Senators launch amendment to Clean Air Act
A bipartisan group of Congressmen have put forward an amendment to the 1990 Clean Air Act, in order to reduce emissions from electric power plants.
The Clean Power act of 2001 aims to cut emissions of sulphur dioxide and oxides of nitrogen from power plants by 75%, aggregate mercury emissions by 90%, and to reduce carbon dioxide emissions to 1990 levels.
The Bill also includes provisions for incentives to increase energy efficiency and the use of renewable energy in order to achieve the emission reduction objectives, and policies to reduce the rate of growth of natural gas consumption.

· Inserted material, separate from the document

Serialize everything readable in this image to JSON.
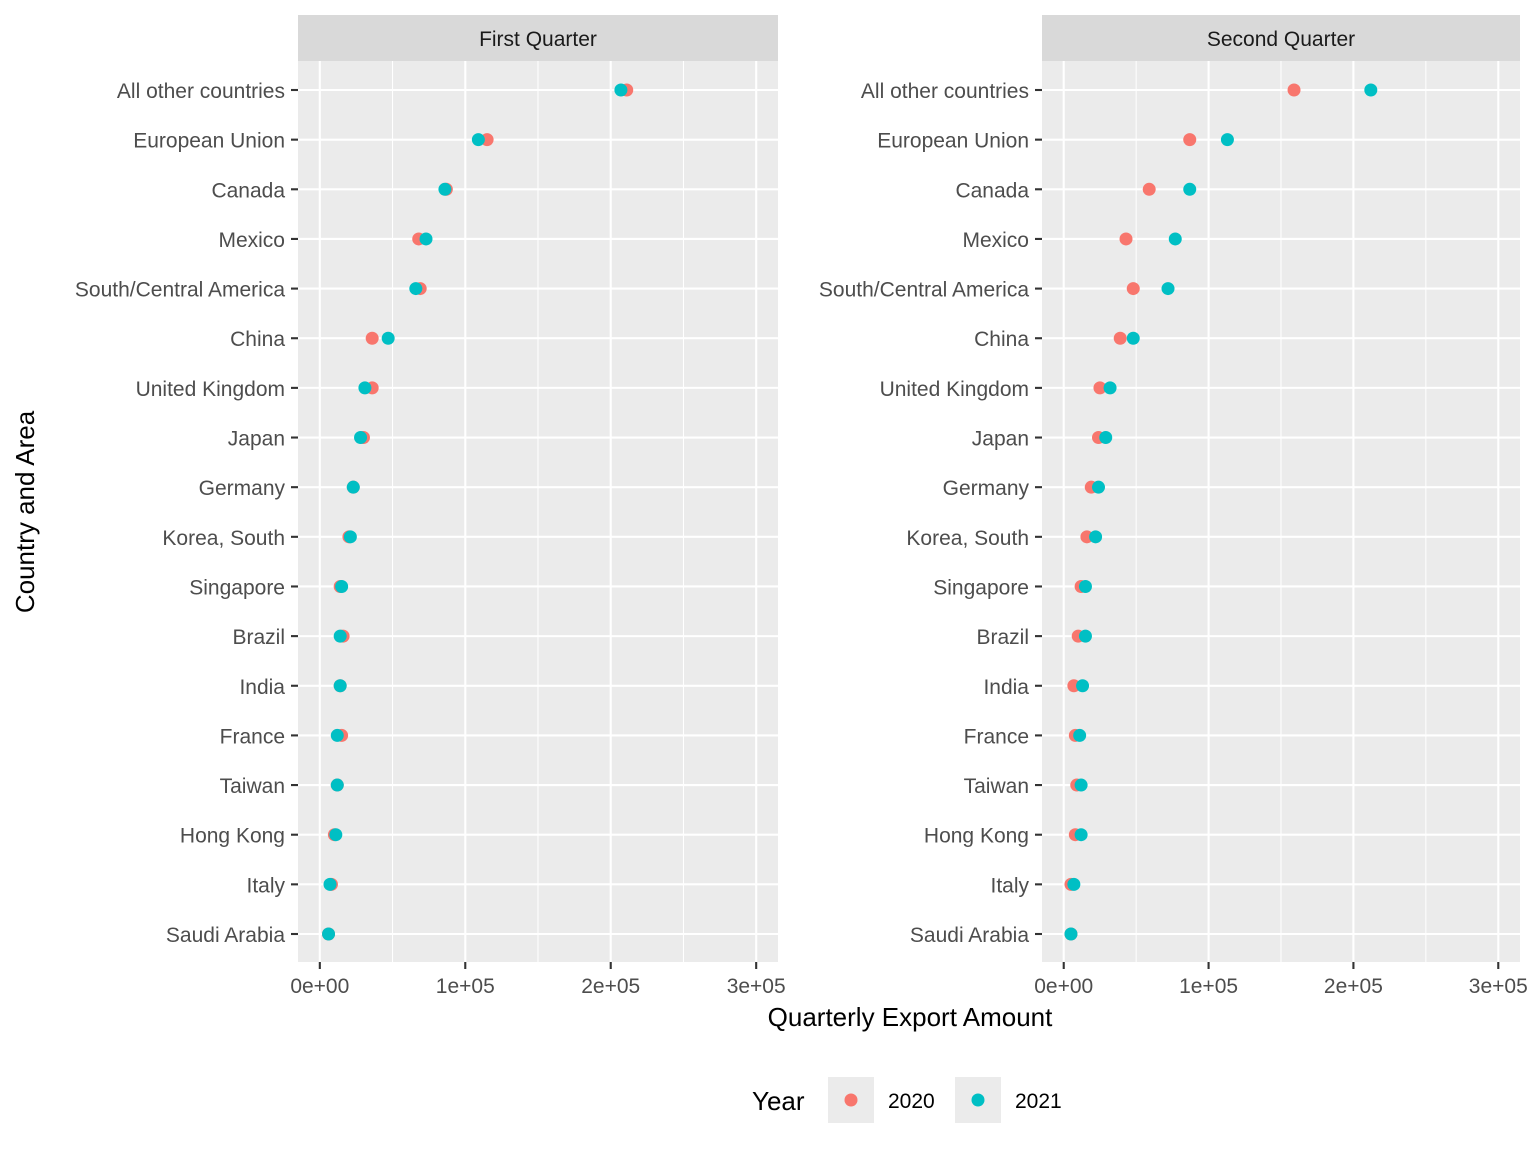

“I am proud to have been one of the principal negotiators of the 1990 Clean Air Act, an act that has allowed our nation to make progress in improving air quality,” said Congressman Jim Jeffords, one of the sponsors of the bill. “Notwithstanding significant increases in population and economic growth, we have still been able to reduce or control emissions. But nationwide, more than thirty percent of residents still live in regions with poor air quality.”
“This bill would mandate strict emissions standards and create incentives for the use of clean, alternative power,” said Jeffords. Pointing out that his own state, Vermont, suffers from polluted air from coal power stations in other states, despite having some of the toughest air quality standards in the US. “Without inclusion of this clean air provision, our region would be unfairly impacted by competitive change in the electric power sector, as other regions of the nation enjoy low energy costs because they are not complying with the clean air standards we live with.”
A week earlier, President Bush decided not to bring in emission reductions for power plants due to fears over the effects on consumers that such an action would bring, and to doubts over the existence of global warming (see related story).